To: DavidG who wrote (23106)10/28/1997 3:04:00 AM
From: Skeeter Bug  Respond to of 53903
 
dave,

you are making an assumption and you aren't telling anybody you are making it. it is very critical.

you are assuming mu sold a consistent amout of parts through the entire q.

i think this assumption is invalid.

here's why.

the day after mu's last q ended, dram supply flooded the market and drove the price down over $0.50. in one day. the day after mu's q ended.

an extremely logical inference can be made. mu held back inventory and released a lot of it AFTER their q had ended and it drove down the price. the very day after their fiscal q ended.
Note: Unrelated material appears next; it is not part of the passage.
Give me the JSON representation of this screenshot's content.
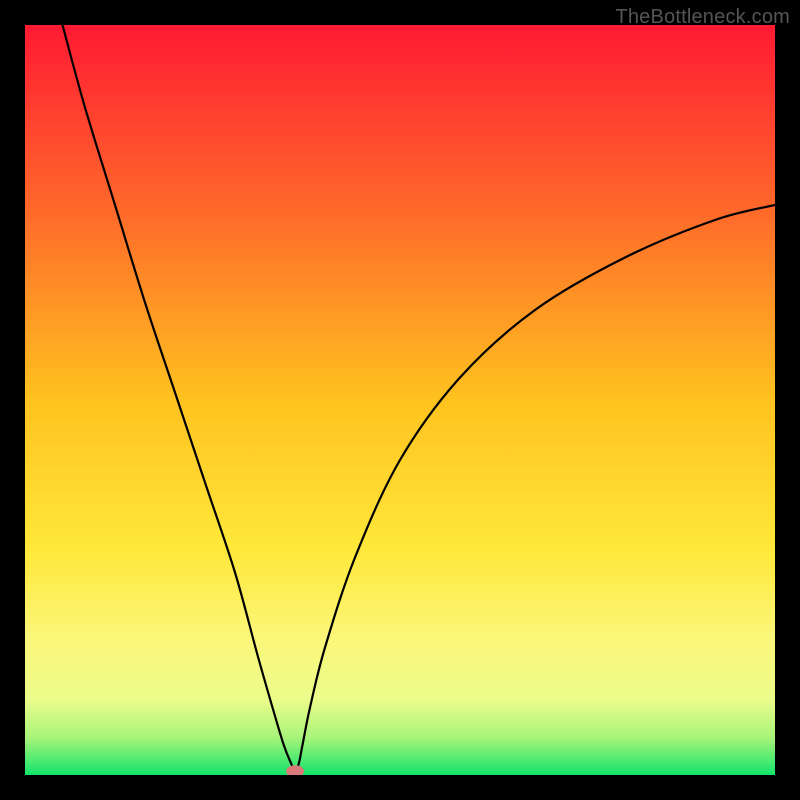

now, this means that mu shipped most of their chips when the prices were higher near the end of the q. hence, their average asp was higher than if they sold product evenly throughout the q.
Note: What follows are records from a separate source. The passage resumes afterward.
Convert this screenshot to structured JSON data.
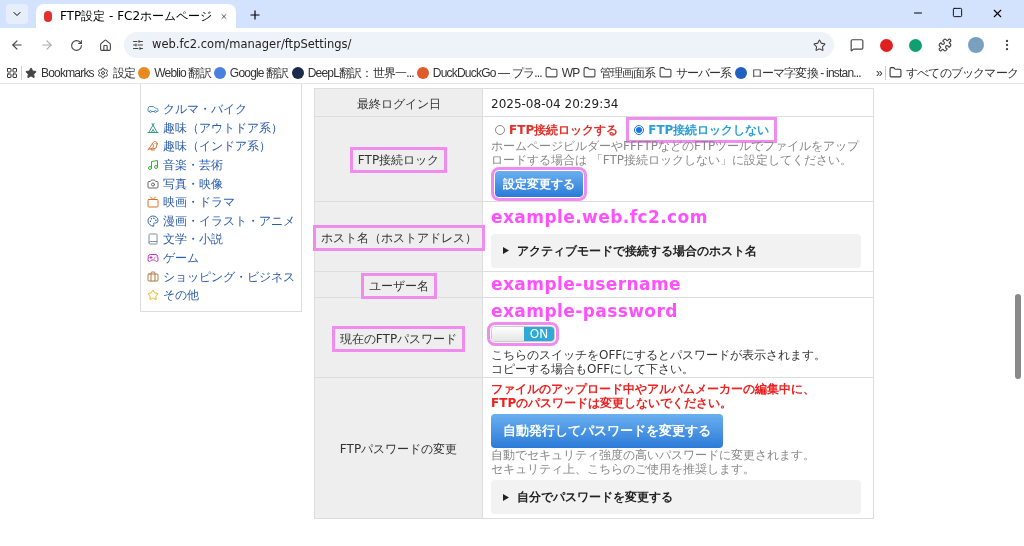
{
  "tab": {
    "title": "FTP設定 - FC2ホームページ",
    "selected": true
  },
  "address": "web.fc2.com/manager/ftpSettings/",
  "bookmarks": [
    {
      "label": "Bookmarks"
    },
    {
      "label": "設定"
    },
    {
      "label": "Weblio 翻訳"
    },
    {
      "label": "Google 翻訳"
    },
    {
      "label": "DeepL翻訳：世界一..."
    },
    {
      "label": "DuckDuckGo — プラ..."
    },
    {
      "label": "WP"
    },
    {
      "label": "管理画面系"
    },
    {
      "label": "サーバー系"
    },
    {
      "label": "ローマ字変換 - instan..."
    }
  ],
  "more_bookmarks": "»",
  "all_bookmarks": "すべてのブックマーク",
  "sidebar": {
    "items": [
      {
        "label": "クルマ・バイク"
      },
      {
        "label": "趣味（アウトドア系）"
      },
      {
        "label": "趣味（インドア系）"
      },
      {
        "label": "音楽・芸術"
      },
      {
        "label": "写真・映像"
      },
      {
        "label": "映画・ドラマ"
      },
      {
        "label": "漫画・イラスト・アニメ"
      },
      {
        "label": "文学・小説"
      },
      {
        "label": "ゲーム"
      },
      {
        "label": "ショッピング・ビジネス"
      },
      {
        "label": "その他"
      }
    ]
  },
  "settings": {
    "last_login": {
      "label": "最終ログイン日",
      "value": "2025-08-04 20:29:34"
    },
    "ftp_lock": {
      "label": "FTP接続ロック",
      "highlighted": true,
      "options": [
        {
          "label": "FTP接続ロックする",
          "selected": false,
          "color": "#e0302a"
        },
        {
          "label": "FTP接続ロックしない",
          "selected": true,
          "color": "#2a9fd6",
          "highlighted": true
        }
      ],
      "note": "ホームページビルダーやFFFTPなどのFTPツールでファイルをアップロードする場合は 「FTP接続ロックしない」に設定してください。",
      "button": {
        "label": "設定変更する",
        "highlighted": true
      }
    },
    "host": {
      "label": "ホスト名（ホストアドレス）",
      "highlighted": true,
      "value": "example.web.fc2.com",
      "expander": "アクティブモードで接続する場合のホスト名"
    },
    "user": {
      "label": "ユーザー名",
      "highlighted": true,
      "value": "example-username"
    },
    "password": {
      "label": "現在のFTPパスワード",
      "highlighted": true,
      "value": "example-password",
      "toggle": {
        "on": true,
        "label": "ON",
        "highlighted": true
      },
      "note": [
        "こちらのスイッチをOFFにするとパスワードが表示されます。",
        "コピーする場合もOFFにして下さい。"
      ]
    },
    "change": {
      "label": "FTPパスワードの変更",
      "warning": [
        "ファイルのアップロード中やアルバムメーカーの編集中に、",
        "FTPのパスワードは変更しないでください。"
      ],
      "button": "自動発行してパスワードを変更する",
      "note": [
        "自動でセキュリティ強度の高いパスワードに変更されます。",
        "セキュリティ上、こちらのご使用を推奨します。"
      ],
      "expander": "自分でパスワードを変更する"
    }
  }
}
poof, asta la vista 10% premium for mu parts.

another reason that i believe mu doesn't get a premium is that the sub $1k boxes are the hot sellers. those boxes contain the least expensive parts available or else everyone will be like gtw - reporting revs up 31% and a big fat loss for the q.
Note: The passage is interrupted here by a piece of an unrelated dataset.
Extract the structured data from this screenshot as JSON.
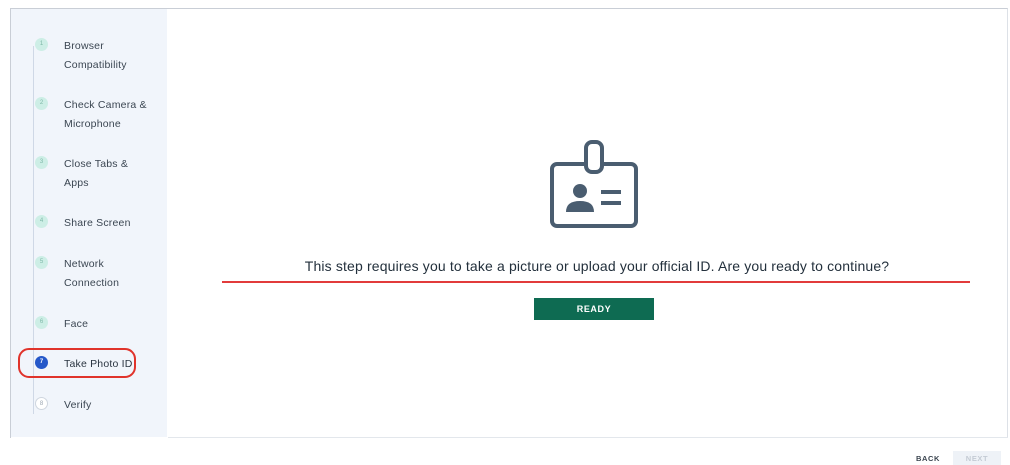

still another bit of reality that you didn't put in play is that peter shaw said mu is selling parts very inexpensively - as low as the high $3s - so that they don't lose market share. i understand he's in the business and knows these things as it is his living.

another point is that mu is one of the most followed stocks in the world. show me a news article that says mu makes a 10% premium. just one. it is probably right next to the news article that says dram is currently higher than achilles ;-)

now, what is the problem with spot prices above barely above $4 and mu selling parts barely above $4? there is no 10% premium.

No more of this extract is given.